Vivência e tecnologia no aprendizado de Ciências

 

Quando pensamos em investigar a natureza, logo surge na imaginação a imagem de expedições a locais longínquos e de mata fechada, acampamentos, lupas, GPS, roupas especiais e diversos aparatos altamente tecnológicos. Entretanto, estudar as relações de vida nos ambientes (naturais) pode ser bem mais simples e acessível, sem deixar de ser surpreendente e muito estimulante.

Na tarde de 28 de março, os alunos do grade 8 da Educação Bilíngue foram investigar as relações de vida no bosque da Educação Infantil. Muito concentrados, os jovens experimentaram mais do que seus dispositivos móveis, com os quais estavam munidos, eram capazes de lhes proporcionar.
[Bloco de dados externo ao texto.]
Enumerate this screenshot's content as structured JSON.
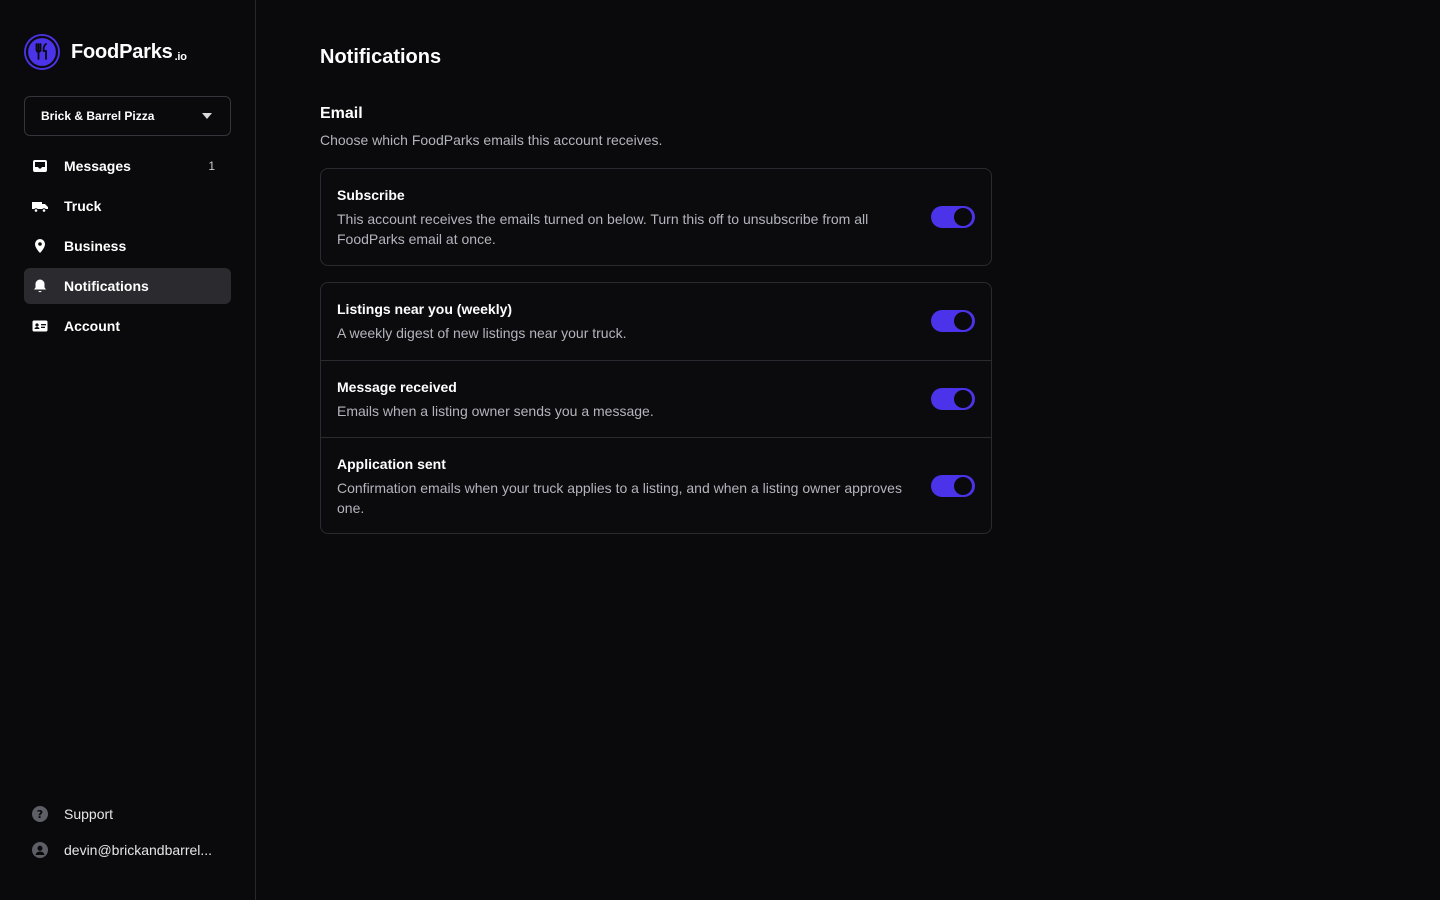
{
  "brand": {
    "name": "FoodParks",
    "suffix": ".io",
    "accent": "#4a33e8"
  },
  "org_selector": {
    "value": "Brick & Barrel Pizza"
  },
  "sidebar": {
    "items": [
      {
        "label": "Messages",
        "icon": "inbox-icon",
        "count": "1",
        "active": false
      },
      {
        "label": "Truck",
        "icon": "truck-icon",
        "active": false
      },
      {
        "label": "Business",
        "icon": "map-pin-icon",
        "active": false
      },
      {
        "label": "Notifications",
        "icon": "bell-icon",
        "active": true
      },
      {
        "label": "Account",
        "icon": "id-card-icon",
        "active": false
      }
    ],
    "bottom": [
      {
        "label": "Support",
        "icon": "help-circle-icon"
      },
      {
        "label": "devin@brickandbarrel...",
        "icon": "user-avatar-icon"
      }
    ]
  },
  "main": {
    "title": "Notifications",
    "section": {
      "title": "Email",
      "subtitle": "Choose which FoodParks emails this account receives."
    },
    "subscribe": {
      "title": "Subscribe",
      "description": "This account receives the emails turned on below. Turn this off to unsubscribe from all FoodParks email at once.",
      "enabled": true
    },
    "options": [
      {
        "title": "Listings near you (weekly)",
        "description": "A weekly digest of new listings near your truck.",
        "enabled": true
      },
      {
        "title": "Message received",
        "description": "Emails when a listing owner sends you a message.",
        "enabled": true
      },
      {
        "title": "Application sent",
        "description": "Confirmation emails when your truck applies to a listing, and when a listing owner approves one.",
        "enabled": true
      }
    ]
  }
}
Puderam ver e sentir como a vida se movimenta, conecta e se completa.

Sempre com o auxílio do professor Marcelo Menuzzi, buscaram conexões em situações comuns, tais como a interação no pouso de uma borboleta sobre uma flor, ou da formiga que busca seu alimento em uma planta. E encontraram mais do que isso.
Os alunos tomaram notas e registraram os dados. Fizeram desenhos esquemáticos e tiraram fotografias com seus tablets e celulares. Ao término dessa etapa, sentaram-se à mesa do jardim com o professor para apresentar-lhe seus registros, suas fotos, vídeos, anotações e, porque não dizer, descobertas. Foi um momento de reflexão partilhada. Os conhecimentos construídos em sala iam-se ligando às experiências daquela tarde, tomando forma, cor e tom. As dúvidas iam saltando. O mestre resistiu à vontade de lhes dar respostas, instigando o levantamento de dados necessário à pesquisa: “Busque no Google.”.
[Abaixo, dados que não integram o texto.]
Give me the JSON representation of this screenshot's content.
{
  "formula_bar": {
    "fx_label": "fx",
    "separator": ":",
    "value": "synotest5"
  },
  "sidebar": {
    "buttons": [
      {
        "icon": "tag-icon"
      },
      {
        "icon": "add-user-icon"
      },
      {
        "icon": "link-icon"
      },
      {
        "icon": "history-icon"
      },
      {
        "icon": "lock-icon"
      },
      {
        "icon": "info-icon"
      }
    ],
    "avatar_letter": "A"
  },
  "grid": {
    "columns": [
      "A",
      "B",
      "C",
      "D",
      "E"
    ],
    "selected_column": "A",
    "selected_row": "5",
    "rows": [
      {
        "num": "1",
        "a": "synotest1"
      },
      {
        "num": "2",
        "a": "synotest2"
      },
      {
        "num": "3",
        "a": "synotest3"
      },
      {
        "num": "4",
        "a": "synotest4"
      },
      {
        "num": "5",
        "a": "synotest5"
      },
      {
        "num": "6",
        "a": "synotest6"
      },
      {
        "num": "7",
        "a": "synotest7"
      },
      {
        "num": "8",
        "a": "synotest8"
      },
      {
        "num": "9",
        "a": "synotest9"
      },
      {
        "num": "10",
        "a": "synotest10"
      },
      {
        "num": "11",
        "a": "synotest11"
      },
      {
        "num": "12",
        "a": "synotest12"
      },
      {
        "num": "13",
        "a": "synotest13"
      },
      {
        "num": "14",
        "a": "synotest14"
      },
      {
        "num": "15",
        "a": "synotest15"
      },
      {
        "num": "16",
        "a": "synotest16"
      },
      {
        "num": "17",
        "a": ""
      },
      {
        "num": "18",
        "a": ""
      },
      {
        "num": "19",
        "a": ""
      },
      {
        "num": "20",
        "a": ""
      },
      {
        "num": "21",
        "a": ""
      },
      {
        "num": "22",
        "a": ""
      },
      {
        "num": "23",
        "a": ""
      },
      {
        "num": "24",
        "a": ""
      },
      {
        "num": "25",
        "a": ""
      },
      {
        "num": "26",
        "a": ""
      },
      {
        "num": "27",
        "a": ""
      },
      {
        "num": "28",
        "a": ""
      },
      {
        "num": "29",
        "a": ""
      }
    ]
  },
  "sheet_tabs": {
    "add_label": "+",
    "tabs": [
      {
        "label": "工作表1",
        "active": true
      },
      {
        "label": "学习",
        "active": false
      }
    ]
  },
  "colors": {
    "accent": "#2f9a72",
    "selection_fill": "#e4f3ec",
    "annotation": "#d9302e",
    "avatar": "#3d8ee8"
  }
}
O objetivo era motivar o aluno a ter autonomia para procurar as respostas necessárias, estabelecendo o vínculo entre prática e teoria por meio da tecnologia. Ao encontrá-las, um dos alunos dispôs-se a ler seu achado. De posse da palavra, o professor explicou em detalhes as informações e deu exemplos concretos ao apontar as relações da vida acontecendo logo ali na árvore de que estavam próximos.

A língua estrangeira, neste momento, lhes deu suporte para reconhecer que suas observações podem ser universais, desde que respeitem o padrão, nomenclatura e a linguagem científica.
Tendo em mãos uma amostra de líquen, organismo composto, constituído por fungos e algas retirado da vegetação local, os alunos seguiram ao laboratório para investigar além do mundo macroscópico, percebendo que as interações visíveis entre os seres vivos partem de uma relação ainda mais profunda, no contexto celular. Para tal, observaram lâminas ao microscópio, nas quais perceberam as dependências entre organismos, tanto energéticas quanto de proteção e suporte.
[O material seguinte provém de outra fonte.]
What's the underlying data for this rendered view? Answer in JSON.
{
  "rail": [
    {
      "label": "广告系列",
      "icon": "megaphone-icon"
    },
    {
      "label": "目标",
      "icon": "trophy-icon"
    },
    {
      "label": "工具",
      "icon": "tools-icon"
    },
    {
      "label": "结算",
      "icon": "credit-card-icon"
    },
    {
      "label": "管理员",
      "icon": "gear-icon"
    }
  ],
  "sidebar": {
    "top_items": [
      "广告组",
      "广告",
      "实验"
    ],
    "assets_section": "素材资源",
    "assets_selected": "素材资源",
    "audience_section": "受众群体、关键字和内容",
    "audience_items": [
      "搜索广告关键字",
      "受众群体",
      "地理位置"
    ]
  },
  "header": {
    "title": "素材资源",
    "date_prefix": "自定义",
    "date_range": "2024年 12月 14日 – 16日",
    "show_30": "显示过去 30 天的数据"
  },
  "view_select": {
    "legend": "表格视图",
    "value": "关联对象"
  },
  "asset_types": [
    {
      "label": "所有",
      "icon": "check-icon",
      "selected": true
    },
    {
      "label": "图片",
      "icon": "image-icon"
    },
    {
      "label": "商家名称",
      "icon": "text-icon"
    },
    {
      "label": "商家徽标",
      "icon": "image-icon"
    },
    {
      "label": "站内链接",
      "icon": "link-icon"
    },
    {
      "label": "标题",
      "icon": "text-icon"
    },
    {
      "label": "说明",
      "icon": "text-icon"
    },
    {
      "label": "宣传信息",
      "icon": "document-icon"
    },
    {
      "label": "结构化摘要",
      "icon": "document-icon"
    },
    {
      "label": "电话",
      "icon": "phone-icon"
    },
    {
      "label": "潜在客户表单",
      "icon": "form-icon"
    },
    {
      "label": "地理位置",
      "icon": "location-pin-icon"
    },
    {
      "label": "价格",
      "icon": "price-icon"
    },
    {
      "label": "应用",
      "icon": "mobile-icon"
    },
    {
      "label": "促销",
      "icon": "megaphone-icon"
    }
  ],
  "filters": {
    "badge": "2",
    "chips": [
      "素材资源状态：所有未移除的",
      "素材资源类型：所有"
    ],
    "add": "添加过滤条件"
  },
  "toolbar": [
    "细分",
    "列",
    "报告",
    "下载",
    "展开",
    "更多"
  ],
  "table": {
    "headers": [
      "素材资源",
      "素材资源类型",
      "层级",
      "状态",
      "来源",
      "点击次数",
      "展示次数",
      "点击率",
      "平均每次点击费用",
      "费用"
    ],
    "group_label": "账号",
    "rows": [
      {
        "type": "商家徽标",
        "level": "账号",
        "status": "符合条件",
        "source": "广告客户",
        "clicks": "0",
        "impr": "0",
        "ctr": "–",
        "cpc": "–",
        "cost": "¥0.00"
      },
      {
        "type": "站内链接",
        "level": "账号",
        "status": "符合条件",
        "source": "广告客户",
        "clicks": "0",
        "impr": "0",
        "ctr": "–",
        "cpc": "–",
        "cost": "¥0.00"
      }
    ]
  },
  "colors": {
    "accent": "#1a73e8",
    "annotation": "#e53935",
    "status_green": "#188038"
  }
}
As descobertas levantadas em campo serão a base para a construção de um estudo virtual aprofundado sobre as relações sociais e suas consequências. A investigação prática dos fenômenos científicos provoca nos alunos muito mais do que a curiosidade. Promove o senso crítico e o respeito à natureza e seus recursos, forma cidadãos responsáveis e educa para uma sociedade mais sustentável.